Stronger Canada will help ‘make America great again,’ Carney tells NY business crowd



NEW YORK — Canada’s efforts to diversify trade ties and wean itself off the U.S. market make it a better ally to America, Prime Minister Mark Carney told an audience of business professionals in New York City on Thursday.

NEW YORK — Canada’s efforts to diversify trade ties and wean itself off the U.S. market make it a better ally to America, Prime Minister Mark Carney told an audience of business professionals in New York City on Thursday.

Addressing the Economic Club of New York, Carney outlined Canada’s economic strategy and the progress made so far. The visit is part of his government’s efforts to drum up new international investment.

In his speech, he said Canada is weaving a web of international partnerships that is making it a much stronger, more resilient and more independent country.

He said that’s good for Canadians and also for the United States, because it makes Canada a better ally.

“Canada Strong will help make America great again,” he said, echoing the slogan U.S. President Donald Trump has used in past presidential campaigns.

Carney listed several areas where Canada and the U.S. should continue to work together, including the automobile and critical mineral sectors.

“We know that while Canada and the United States have had our differences over the centuries, we have always worked and eventually worked through them, because we share values and our common interests run deep,” he said.

Carney pitched the audience on a “new partnership” between Canada and the United States.

“A true partnership that reimagines co-operation in specific sectors that are deeply challenged by global competition,” he said. “A partnership with a different Canada, a stronger Canada, a more confident Canada… a country that’s predictable, reliable and principled in a world that’s anything but.”

Conservative Leader Pierre Poilievre said in the House of Commons Thursday that Carney’s speech was filled with “seemingly sophisticated but highly contradictory buzzwords.”

“On the one hand, he says that we are in the middle of a rupture with the United States, while on the other he says he wants to make America, in his words, great again,” said Poilievre.

“His elbows were again flapping up and down in the rhetorical chicken dance as he cannot seem to decide if integration with the U.S. is a strength or a weakness.”

Carney’s office has not yet identified the CEOs, entrepreneurs, business leaders and money managers he’s expected to meet with in New York to pitch Canada as an investment destination.

The trip comes as Mexican and American officials assemble this week for negotiations on the Canada-U.S.-Mexico-Agreement on trade, better known as CUSMA.

The United States has not officially launched CUSMA negotiations with Canada.

U.S Trade Representative Jamieson Greer said Tuesday that while there are significant trade issues with Canada, he has been in regular contact with his Canadian counterparts.

The CUSMA review sets up a three-way choice for each country to make in July. They can renew the deal for another 16 years, withdraw from it or signal both non-renewal and non-withdrawal — which would trigger an annual review that could keep negotiations going for up to a decade.

Greer has suggested the Trump administration is unlikely to rubber-stamp a renewal and the three countries are preparing for lengthy trade talks.

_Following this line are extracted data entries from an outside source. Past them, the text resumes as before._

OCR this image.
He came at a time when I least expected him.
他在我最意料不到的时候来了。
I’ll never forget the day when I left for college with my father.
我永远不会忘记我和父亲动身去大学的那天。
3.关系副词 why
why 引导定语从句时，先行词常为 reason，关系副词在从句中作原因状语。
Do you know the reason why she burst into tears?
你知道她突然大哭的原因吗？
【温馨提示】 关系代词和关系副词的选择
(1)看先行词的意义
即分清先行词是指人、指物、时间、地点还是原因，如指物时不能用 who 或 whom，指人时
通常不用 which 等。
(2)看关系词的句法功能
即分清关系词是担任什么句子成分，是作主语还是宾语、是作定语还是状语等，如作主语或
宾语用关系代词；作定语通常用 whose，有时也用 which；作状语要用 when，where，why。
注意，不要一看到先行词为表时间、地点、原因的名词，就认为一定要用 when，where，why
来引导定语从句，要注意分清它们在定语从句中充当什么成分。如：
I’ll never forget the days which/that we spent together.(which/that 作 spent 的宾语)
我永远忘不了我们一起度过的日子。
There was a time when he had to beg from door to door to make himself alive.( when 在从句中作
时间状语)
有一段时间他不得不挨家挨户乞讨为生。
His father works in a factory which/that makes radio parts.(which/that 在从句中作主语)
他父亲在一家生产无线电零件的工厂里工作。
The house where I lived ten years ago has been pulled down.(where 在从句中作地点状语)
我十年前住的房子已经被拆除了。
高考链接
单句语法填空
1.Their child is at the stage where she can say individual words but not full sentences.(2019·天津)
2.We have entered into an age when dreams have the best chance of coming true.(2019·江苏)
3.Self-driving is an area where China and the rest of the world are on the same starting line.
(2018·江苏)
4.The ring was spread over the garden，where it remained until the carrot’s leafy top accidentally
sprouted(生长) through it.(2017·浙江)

Trump froze trade negotiations with Canada last year because he was angered by an Ontario-sponsored ad quoting former president Ronald Reagan criticizing tariffs.

While the relationship appeared to thaw in March after a meeting between Greer and Canada-U.S. Trade Minister Dominic LeBlanc, no official negotiations have been launched.

Greer said Tuesday most countries “begrudgingly” accepted that some level of tariffs would remain, but Canada is in a “different spot” and it’s “hard to see where that ends.” He said tariffs would remain on Canada and Mexico, despite the trade agreement.

As the Trump administration continues to signal a turbulent path forward for the bilateral relationship — it paused the long-standing Permanent Joint Board on Defense earlier this month — Carney has focused on securing investment and deepening Canadian ties with other countries.

On Wednesday, Carney announced the federal government is entering into contract negotiations with Sweden’s Saab to buy a fleet of surveillance aircraft for the Royal Canadian Air Force.

China is among the countries Carney is pursuing a stronger relationship with, following years of diplomatic turmoil. Carney was asked about his recent trip to Beijing during a panel discussion at the Economic Club of New York event Thursday.

The prime minister visited China in January and met with President Xi Jinping. China’s foreign minister, Wang Yi, is in Ottawa this week for meetings, the first such visit in a decade.

Carney said the meetings were important because diplomatic relations had broken down, trade had been undermined by a series of tariffs and the relationship was “in need of a reset.”

Carney said he told Xi China has to assume more responsibility for the global international monetary and financial system.

“In my judgment, they need to move more rapidly and more deliberately on it,” he said. “I think we need to help them in a way around the margins.”